Une autre étude, parue le 13 février dans le British
Medical Journal, montre que certaines revues
facilitent, inconsciemment ou non, la publication de travaux financés par
l'industrie pharmaceutique. Passant au peigne fin 274 études sur les
vaccins grippaux, Tom Jefferson (Cochrane Vaccine Field, Italie) a constaté
que celles qui paraissaient dans les journaux considérés comme les
meilleurs n'étaient pas forcément les mieux conçues et les plus
pertinentes. Ce qui faisait la différence, c'était la nature du sponsor de
l'étude. En clair, les grosses firmes pharmaceutiques ont plus de chance de
voir les travaux qu'elles financent publiés dans les journaux de haut rang.
" Les sponsors industriels commandent un grand nombre de tirés à
part des études qui valorisent leurs produits, assurant eux-mêmes la
traduction. Ils achètent aussi des espaces publicitaires dans ces journaux.
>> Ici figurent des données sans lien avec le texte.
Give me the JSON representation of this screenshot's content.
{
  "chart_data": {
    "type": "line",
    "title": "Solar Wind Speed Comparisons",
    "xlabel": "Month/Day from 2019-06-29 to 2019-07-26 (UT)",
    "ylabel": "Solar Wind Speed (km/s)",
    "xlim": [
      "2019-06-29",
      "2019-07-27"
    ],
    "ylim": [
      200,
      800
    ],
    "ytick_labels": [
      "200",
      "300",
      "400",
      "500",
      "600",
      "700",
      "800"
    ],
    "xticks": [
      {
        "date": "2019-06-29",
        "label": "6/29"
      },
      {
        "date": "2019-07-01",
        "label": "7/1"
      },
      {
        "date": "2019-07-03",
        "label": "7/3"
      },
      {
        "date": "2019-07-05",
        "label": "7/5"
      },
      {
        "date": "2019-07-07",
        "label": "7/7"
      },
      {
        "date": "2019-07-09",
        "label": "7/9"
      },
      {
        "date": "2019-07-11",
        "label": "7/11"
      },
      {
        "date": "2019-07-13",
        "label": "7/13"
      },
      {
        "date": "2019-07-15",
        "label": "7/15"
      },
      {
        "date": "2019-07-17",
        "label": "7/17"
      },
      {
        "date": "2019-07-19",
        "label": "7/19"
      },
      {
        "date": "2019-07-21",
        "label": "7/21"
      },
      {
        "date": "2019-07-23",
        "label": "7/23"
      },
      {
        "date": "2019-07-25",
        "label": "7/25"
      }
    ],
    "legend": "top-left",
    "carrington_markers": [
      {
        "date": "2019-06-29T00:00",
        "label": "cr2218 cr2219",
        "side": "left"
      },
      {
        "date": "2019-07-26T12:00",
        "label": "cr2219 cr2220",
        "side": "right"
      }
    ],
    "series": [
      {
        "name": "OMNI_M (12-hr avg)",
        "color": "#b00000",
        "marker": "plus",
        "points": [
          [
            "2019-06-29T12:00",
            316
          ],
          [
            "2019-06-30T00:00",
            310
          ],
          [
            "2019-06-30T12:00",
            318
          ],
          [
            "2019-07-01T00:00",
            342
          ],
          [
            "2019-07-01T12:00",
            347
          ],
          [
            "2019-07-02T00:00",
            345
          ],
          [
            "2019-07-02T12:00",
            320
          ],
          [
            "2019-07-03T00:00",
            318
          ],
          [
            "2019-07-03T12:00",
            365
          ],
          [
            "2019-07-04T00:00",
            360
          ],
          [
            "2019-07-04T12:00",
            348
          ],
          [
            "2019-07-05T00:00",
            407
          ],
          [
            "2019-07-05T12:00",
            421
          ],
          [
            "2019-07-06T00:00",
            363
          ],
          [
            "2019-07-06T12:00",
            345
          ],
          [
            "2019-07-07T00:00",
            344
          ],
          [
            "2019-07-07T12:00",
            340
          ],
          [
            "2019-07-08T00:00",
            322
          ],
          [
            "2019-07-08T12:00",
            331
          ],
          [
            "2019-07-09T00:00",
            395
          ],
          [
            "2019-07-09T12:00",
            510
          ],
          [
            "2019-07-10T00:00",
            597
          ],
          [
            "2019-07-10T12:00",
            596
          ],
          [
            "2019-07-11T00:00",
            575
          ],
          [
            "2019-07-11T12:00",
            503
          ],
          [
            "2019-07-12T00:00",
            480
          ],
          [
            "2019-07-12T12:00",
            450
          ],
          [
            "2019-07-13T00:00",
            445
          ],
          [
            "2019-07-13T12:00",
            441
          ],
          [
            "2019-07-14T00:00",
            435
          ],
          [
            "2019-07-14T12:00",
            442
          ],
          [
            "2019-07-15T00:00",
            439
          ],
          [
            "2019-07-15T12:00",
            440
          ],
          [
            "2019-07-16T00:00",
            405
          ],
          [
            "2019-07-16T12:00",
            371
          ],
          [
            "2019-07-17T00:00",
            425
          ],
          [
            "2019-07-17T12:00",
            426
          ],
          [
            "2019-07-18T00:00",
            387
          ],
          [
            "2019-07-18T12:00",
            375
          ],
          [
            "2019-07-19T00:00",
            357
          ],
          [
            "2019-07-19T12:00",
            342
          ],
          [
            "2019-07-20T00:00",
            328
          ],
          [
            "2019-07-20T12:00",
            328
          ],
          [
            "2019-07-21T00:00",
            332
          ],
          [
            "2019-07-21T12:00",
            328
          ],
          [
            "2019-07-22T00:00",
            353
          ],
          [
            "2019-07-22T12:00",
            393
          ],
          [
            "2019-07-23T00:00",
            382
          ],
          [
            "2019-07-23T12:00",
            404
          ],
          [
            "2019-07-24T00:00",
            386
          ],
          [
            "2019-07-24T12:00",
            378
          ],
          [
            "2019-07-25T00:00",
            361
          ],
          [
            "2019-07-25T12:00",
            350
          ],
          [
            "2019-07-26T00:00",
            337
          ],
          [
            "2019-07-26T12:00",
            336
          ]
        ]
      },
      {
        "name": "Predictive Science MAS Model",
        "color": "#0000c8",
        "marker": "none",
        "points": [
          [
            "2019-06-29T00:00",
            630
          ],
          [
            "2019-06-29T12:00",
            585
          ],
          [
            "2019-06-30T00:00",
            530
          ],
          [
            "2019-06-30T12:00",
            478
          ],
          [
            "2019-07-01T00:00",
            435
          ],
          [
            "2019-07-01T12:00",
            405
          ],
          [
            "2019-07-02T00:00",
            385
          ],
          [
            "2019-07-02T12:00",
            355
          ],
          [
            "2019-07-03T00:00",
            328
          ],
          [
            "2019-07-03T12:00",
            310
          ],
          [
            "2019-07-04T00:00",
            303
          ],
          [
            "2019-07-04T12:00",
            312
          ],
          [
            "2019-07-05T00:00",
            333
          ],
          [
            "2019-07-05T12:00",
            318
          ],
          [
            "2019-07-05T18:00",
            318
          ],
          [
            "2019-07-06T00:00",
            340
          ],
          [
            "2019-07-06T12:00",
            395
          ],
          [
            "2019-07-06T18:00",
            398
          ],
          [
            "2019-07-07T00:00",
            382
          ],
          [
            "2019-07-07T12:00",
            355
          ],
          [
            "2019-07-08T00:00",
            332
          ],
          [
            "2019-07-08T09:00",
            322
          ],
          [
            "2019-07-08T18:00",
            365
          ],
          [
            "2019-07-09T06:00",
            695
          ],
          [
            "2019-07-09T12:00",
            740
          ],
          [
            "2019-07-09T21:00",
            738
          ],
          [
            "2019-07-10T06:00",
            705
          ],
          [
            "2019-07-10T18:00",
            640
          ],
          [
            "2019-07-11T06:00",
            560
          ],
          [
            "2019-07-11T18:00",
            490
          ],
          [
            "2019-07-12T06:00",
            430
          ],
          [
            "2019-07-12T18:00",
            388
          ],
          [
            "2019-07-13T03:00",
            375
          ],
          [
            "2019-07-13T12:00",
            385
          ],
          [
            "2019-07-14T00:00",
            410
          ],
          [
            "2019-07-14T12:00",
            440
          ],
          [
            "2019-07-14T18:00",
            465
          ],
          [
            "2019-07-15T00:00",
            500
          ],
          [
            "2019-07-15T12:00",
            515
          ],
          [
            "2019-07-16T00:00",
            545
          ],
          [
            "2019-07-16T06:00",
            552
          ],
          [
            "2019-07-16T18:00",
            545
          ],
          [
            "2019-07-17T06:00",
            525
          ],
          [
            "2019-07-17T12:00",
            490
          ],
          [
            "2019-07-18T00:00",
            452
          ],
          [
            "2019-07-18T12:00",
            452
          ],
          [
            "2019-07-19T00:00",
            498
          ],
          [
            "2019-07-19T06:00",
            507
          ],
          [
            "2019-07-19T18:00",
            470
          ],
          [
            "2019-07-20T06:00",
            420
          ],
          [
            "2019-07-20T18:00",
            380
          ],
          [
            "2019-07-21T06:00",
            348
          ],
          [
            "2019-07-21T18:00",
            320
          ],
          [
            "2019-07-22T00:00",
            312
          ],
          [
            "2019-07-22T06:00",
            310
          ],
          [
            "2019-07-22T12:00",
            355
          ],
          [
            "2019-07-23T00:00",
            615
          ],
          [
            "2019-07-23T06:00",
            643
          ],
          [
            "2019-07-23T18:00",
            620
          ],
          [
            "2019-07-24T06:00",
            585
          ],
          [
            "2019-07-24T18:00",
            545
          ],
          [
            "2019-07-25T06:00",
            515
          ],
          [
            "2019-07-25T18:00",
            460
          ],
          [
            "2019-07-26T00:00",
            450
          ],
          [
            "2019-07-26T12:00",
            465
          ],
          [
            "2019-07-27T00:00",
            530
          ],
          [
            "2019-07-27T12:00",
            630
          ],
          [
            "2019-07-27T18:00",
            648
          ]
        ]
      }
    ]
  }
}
Il est temps que ceux-ci dévoilent leurs sources de financement ",
note M. Jefferson.
La
Fondation européenne pour la science (ESF) exprime un souci
assez voisin dans des recommandations rendues publiques le 12 mars : elle estime
que les essais cliniques guidés par la curiosité des chercheurs académiques
plutôt que par les intérêts industriels peuvent être d'un plus grand
bénéfice pour les patients.
Suspectée d'instrumentalisation, l'édition médicale
est parfois aussi critiquée pour ce qu'elle ne publie pas. Une étude mise
en ligne, le 17 février, par la revue PLoS
Medicine montre que les études cliniques
françaises de phase 1 - destinées à évaluer la toxicité d'un candidat
médicament - ont une probabilité très faible d'être publiées dans des
revues scientifiques : 17 %, contre 43 % pour les études de phase 2 à 4,
plus proches de la commercialisation. Or, même s'ils se sont révélés
négatifs, les résultats de phase 1 ne sont pas négligeables : on peut en
tirer des enseignements sur les molécules testées, et éviter à d'autres de
s'engager sur de fausses pistes.
Ces études, dans le contexte de l'affaire Reuben, doivent-elles mener à de nouveaux codes de
conduite des scientifiques et des éditeurs ? Les optimistes diront que les
tricheurs finissent toujours par se trahir. Les autres plaideront pour une
meilleure transparence sur les liens financiers entre les différents
acteurs. Mais dans un contexte plus général de crise économique, la plupart
conviendront qu'une vigilance accrue est sans doute de mise.